All documents should contain the value “id:mynamespace:myvariables::1” in the
myvariables_ref field. You can add this value to all documents by doing an
update on each document with the JSON
{ "fields": { "myvariables_ref": { "assign": "id:mynamespace:myvariables::1" } } }
4. Add a function returning the value of the imported global field
Create a function with the exact Vespa name found in step 1. This function will override the variable value found in the application package.

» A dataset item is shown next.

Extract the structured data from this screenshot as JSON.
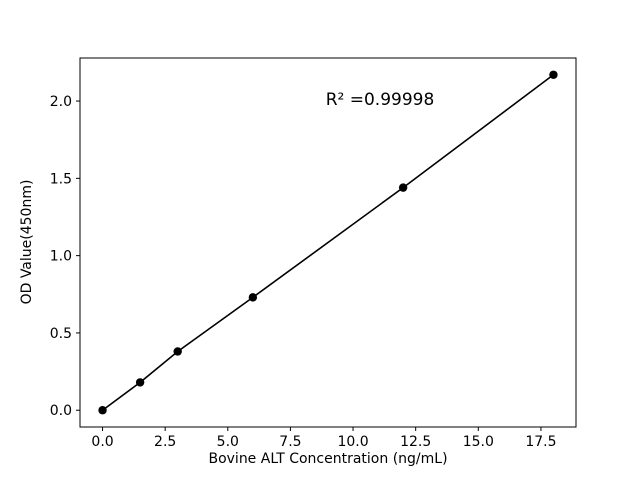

function vespa_name_of_tf_variable {
expression: attribute(my_tf_variable)
}
5. Convert and feed the variables whenever they are updated
Whenever the TensorFlow model is retrained to produce new variable values, write them to Vespa as follows:
- Convert the Variable value to the Vespa document format:
Obtain model-integration.jar
(with dependencies), and run
java -cp model-integration-jar-with-dependencies.jar ai.vespa.rankingexpression.importer.tensorflow.VariableConverter \ [modelDirectory] [TensorFlowVariableName] [VespaType]
or, if you do this from Java, call ai.vespa.rankingexpression.importer.tensorflow.VariableConverter.importVariable with the same arguments.
- Update the global document. Use e.g /document/v1/ to PUT a new value for your variable:
curl -X PUT -H "Content-Type:application/json" --data-binary @update.json http://hostname:8080/document/v1/mynamespace/myvariables/docid/1
Where update.json follows the document json format:
{ "fields": { "my_tf_variable": { "assign": [The variable value output from the previous step] } } }
As this is a global document, the new value will immediately be used when evaluating any document.
Limitations on model size and complexity
Note that in the above rank profile example, the tensorflow
model evaluation
was put in the first phase ranking. In general, evaluating these models are
expensive and more suitable in the second phase ranking.
The assumption when evaluating TensorFlow models in Vespa is that the models will be used in ranking, meaning that the model will be evaluated once for each document. Please be aware that this imposes some natural restrictions on the size and complexity of the models, particularly if the application has a large number of documents. However, effective use of the first and second phase can make running deep models feasible.
TensorFlow operation support
Currently, not all operations in TensorFlow are supported. Typical neural networks are supported, but convolutional and recurrent neural networks are not yet supported.